Sweet Oblivion – Screaming Trees

Sweet Oblivion, sesto lavoro degli Screaming Trees è all’insegna del compromesso. O per meglio dire, lasciati da parte gli esperimenti di Uncle Anesthesia (1991), si ritorna sulle orme del capolavoro Buzz Factory (1989), tuttavia rendendo più accessibile il sound psichedelico della band di Mark Lanegan. Non dimentichiamo che rintocca il 1992 e la scena di Seattle (anche se ricordo che gli Screaming Trees poco hanno a che fare!) è una miniera di soldi per le majors. La produzione di Don Fleming è evidente e conferisce un tocco patinato ai giri di chitarra e basso spesso convulsi dei fratelli Conner. Abbandona invece la band, Mark Pickerel, sostituito da Barrett Martin, già con gli Skin Yard.

Sweet Oblivion - Screaming TreesLa fortuna del disco è Nearly Lost you, inserita nella colonna sonora del film pop-generazionale (forse solo nell’intento!) ‘Singles‘. I riff rimangono tipici del sound degli “alberi urlanti”, con qua e là colpi di slide accompagnati da corposi giri di basso.
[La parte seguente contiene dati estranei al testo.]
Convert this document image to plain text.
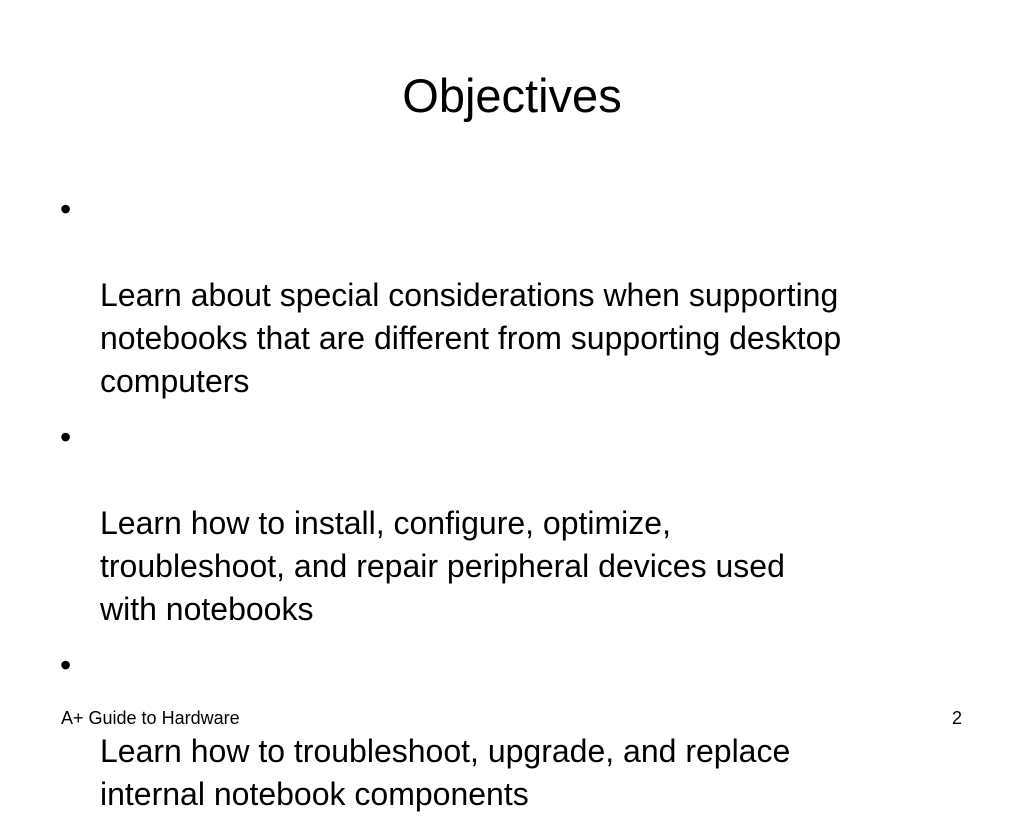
Objectives

•

Learn about special considerations when supporting
notebooks that are different from supporting desktop
computers

•

Learn how to install, configure, optimize,
troubleshoot, and repair peripheral devices used
with notebooks

•

Learn how to troubleshoot, upgrade, and replace
internal notebook components

A+ Guide to Hardware	2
Sorprende la freschezza del risultato finale, meno tirato e cupo rispetto ad altri lavori; la voce roca e graffiante di Lanegan completa l’apoteosi. Un pezzo molto bello, nonostante sia lontano dai canoni grunge e degli esordi.
Sorte simile per Dollar Bill, l’altra canzone che trascina Sweet Oblivion al successo. Questa volta si vira con decisione su un pezzo acustico di qualità, con un breve ed imprevedibile coro prima di delirare con la rassicurante dose di psichedelica immancabile in ogni canzone. Sembra un pezzo da blues rivisitato, sicuramente prende qualcosa dal percorso solista che lo stesso Mark Lanegan ha intrapreso con The Winding Sheet (leggi recensione); convincono le liriche dimesse e deliranti «cause I see cleary, I see angels here bringin’ something to me, mother mercy» spesso toccanti fino al midollo.

Validissime More or Less e Shadow of the Season; la prima malinconica e tormentata, la seconda decisamente più urlata e con l’inconfondibile ripetitivo riff che strizza l’occhio alle atmosfere oscure dei primi lavori. La sorpresa sta in For Celebration Past che sembra far parte del repertorio dei R.E.M. del periodo di Out of Time. Si mantengono ad un livello accettabile anche Winter Song e Troubled Times, che prendono le atmosfere stagnanti e quel senso del pop da nientepopodimeno che i baronetti Beatles. Ammaliante specialmente la seconda, che non scade mai nell’ovvio, seppur paghi quel vizio di compromesso che è insito in tutto l’album. Un probabile omaggio agli Who è No one Knows.

Sweet Oblivion è un lavoro di buon livello; ispirato quanto basta, ma che mostra le prime crepe tra Mark Lanegan ed i fratelli Conner. Accessibile e senza grosse pretese, è un lavoro intenso ma meno sperimentale ed esagerato dei precedenti. Consigliato a chi non conosce gli Screaming Trees né tanto meno il rock sotterraneo (non me la sento di chiamarlo garage) sofisticato e contaminato di cui sono assoluti pionieri.